Sample demonstration
IT Operations Reporting Workflow
A sample demonstration of a human-reviewed reporting workflow for turning ticket and uptime exports into a reconciled leadership report.
This is a personal portfolio case study in practical AI governance and IT operations reporting. It uses sample data, not employer data, client data, or a paid engagement.
Why I Built It
IT teams often have useful operational data but still spend time rebuilding the same weekly or monthly narrative for leaders. Ticket exports, uptime summaries, incidents, and open risks may all exist, but the report still depends on someone manually turning raw detail into a clear story.
Generic AI summaries are not enough for that job. A fluent paragraph can be wrong, especially when it invents causes, misses unresolved risks, or reports numbers that do not reconcile to the source data.

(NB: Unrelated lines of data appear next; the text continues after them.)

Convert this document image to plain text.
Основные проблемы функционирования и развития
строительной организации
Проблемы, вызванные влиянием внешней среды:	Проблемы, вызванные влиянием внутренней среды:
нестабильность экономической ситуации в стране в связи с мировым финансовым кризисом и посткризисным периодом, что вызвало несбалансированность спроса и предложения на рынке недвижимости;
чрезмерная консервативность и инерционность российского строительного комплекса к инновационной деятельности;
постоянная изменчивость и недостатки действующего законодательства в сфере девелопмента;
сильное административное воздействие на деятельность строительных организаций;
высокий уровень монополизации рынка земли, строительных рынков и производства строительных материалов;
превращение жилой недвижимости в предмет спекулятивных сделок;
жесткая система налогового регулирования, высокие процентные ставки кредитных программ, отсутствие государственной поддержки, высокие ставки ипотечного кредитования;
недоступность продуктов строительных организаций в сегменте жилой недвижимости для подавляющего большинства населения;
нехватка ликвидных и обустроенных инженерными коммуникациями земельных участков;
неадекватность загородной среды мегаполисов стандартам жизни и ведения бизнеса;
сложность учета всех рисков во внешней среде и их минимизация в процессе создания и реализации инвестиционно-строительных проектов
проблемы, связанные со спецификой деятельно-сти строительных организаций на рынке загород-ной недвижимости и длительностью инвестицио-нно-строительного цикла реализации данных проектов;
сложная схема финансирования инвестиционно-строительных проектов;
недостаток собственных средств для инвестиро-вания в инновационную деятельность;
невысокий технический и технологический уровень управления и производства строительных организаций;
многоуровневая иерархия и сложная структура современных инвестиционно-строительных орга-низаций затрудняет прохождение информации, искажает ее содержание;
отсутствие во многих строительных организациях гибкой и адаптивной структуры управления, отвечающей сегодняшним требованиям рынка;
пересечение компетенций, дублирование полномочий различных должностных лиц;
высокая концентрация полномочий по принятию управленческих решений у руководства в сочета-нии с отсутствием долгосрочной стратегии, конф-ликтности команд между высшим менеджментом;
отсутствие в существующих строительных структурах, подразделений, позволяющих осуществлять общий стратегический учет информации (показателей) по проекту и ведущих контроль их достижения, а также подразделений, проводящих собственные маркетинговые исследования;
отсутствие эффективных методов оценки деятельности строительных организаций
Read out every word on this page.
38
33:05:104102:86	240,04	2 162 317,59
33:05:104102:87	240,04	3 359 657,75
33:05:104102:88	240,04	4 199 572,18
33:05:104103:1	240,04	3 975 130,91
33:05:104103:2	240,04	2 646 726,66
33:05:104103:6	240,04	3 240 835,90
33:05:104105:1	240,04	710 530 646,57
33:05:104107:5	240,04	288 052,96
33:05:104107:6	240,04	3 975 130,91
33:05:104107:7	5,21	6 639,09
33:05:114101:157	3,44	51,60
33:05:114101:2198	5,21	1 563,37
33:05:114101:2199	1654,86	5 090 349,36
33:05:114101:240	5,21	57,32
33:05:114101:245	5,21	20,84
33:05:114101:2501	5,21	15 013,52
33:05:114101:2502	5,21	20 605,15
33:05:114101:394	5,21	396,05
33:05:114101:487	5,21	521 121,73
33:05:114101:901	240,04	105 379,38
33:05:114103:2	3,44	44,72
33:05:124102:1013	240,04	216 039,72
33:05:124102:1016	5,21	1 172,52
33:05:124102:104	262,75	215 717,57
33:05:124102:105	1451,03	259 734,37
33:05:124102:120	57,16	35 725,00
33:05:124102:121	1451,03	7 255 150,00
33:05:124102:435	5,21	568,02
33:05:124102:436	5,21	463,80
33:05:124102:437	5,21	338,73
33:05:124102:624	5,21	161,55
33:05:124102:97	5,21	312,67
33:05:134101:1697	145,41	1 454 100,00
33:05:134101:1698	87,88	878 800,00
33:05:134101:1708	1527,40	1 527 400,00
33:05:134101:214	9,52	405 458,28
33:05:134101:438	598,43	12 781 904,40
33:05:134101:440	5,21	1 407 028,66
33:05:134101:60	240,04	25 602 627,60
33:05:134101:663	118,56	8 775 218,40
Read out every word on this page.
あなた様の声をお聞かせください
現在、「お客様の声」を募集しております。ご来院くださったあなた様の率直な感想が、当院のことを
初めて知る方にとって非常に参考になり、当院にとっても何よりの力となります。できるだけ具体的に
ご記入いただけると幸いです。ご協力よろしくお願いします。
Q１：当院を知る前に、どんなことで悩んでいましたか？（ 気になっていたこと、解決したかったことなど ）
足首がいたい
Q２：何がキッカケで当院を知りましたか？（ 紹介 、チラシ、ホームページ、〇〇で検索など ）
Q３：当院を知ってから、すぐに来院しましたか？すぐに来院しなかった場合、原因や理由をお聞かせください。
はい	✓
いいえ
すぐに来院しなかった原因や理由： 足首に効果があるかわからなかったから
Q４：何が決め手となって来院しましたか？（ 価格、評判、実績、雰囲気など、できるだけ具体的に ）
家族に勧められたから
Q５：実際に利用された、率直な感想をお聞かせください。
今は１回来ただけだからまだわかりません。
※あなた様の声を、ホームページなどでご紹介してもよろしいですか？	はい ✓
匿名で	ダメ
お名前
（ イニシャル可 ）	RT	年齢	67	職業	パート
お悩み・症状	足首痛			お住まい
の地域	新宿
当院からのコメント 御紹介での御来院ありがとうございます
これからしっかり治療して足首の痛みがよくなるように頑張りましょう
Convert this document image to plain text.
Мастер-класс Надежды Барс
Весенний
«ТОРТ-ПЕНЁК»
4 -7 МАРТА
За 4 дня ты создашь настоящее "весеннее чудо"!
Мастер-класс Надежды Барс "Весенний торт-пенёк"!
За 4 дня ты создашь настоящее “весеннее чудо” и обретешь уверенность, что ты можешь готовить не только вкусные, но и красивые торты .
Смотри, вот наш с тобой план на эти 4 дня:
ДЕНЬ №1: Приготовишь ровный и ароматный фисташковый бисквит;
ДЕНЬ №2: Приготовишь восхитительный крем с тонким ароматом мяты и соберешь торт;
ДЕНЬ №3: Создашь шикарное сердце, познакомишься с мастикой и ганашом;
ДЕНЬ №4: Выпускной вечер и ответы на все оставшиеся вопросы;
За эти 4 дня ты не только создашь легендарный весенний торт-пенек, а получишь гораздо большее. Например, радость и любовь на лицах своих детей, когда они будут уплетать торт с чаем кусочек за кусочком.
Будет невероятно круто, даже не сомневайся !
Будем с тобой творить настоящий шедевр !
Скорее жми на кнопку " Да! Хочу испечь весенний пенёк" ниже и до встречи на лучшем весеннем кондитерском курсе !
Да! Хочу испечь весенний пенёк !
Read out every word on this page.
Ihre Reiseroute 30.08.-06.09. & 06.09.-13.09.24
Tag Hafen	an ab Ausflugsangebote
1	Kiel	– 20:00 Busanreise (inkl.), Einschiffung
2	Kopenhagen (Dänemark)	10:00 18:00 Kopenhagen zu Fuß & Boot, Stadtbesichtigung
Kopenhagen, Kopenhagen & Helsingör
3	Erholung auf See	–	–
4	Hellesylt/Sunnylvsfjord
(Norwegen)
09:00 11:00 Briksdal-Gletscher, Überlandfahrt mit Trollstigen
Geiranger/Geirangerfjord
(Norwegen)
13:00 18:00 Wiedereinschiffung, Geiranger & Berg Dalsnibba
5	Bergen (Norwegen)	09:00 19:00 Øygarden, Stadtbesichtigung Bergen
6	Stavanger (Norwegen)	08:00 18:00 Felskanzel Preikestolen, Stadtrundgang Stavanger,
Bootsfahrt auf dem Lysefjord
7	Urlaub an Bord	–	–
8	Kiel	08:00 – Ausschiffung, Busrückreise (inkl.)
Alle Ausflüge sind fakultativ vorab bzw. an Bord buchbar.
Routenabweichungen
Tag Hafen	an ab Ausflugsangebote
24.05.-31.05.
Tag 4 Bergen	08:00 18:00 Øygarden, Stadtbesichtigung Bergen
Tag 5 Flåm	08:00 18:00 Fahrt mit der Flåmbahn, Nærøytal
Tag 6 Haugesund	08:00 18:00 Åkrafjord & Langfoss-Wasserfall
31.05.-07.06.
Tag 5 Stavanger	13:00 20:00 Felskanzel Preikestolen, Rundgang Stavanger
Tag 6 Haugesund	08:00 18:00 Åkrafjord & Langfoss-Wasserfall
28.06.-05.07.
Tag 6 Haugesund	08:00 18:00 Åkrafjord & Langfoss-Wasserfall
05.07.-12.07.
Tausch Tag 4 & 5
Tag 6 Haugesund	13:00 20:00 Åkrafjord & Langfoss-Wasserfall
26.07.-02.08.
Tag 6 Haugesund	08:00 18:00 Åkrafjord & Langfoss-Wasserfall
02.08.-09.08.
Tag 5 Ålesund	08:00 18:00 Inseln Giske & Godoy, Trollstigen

I built this demonstration to show a more reliable pattern: deterministic calculations first, AI-assisted drafting second, and human approval before anything is shared.
What The Demo Uses
The demo uses two sample exports:
- 24 service tickets
- availability records for seven services
The data is intentionally small enough to inspect by hand. That makes the quality controls visible instead of hiding them behind a large system.
Workflow
- Validate the files, required fields, reporting period, and metric definitions.
- Calculate totals and rates from structured fields.
- Draft the report under a source-fidelity rubric.
- Reconcile every material number to the inputs.
- Label assumptions, limitations, and missing context.
- Require a human reviewer to approve the final wording.
The finished package includes a leadership-ready report, reusable report structure, prompt and quality rubric, QA checklist, acceptance criteria, and operator runbook.
What It Demonstrates
- IT operations fluency
- executive-ready technical communication
- fixed input and output design
- deterministic metric reconciliation
- prompt and rubric design
- human-in-the-loop workflow controls
- documentation another operator can follow
Safety And Boundaries
The workflow is deliberately export-based. It does not require production credentials, send messages, update tickets, close incidents, or change systems.
That boundary is the point. For consequential IT work, I want AI assisting the parts it can help with while keeping calculations, review, and accountability explicit.
Limitations
This project does not claim paid client delivery, production scalability, vendor-specific integrations, guaranteed time savings, or autonomous operation. Those claims require real deployments and measured evidence.
It is a sample demonstration of how I think about responsible automation: scope the workflow, separate calculation from generation, document the review process, and keep a human accountable for the final decision.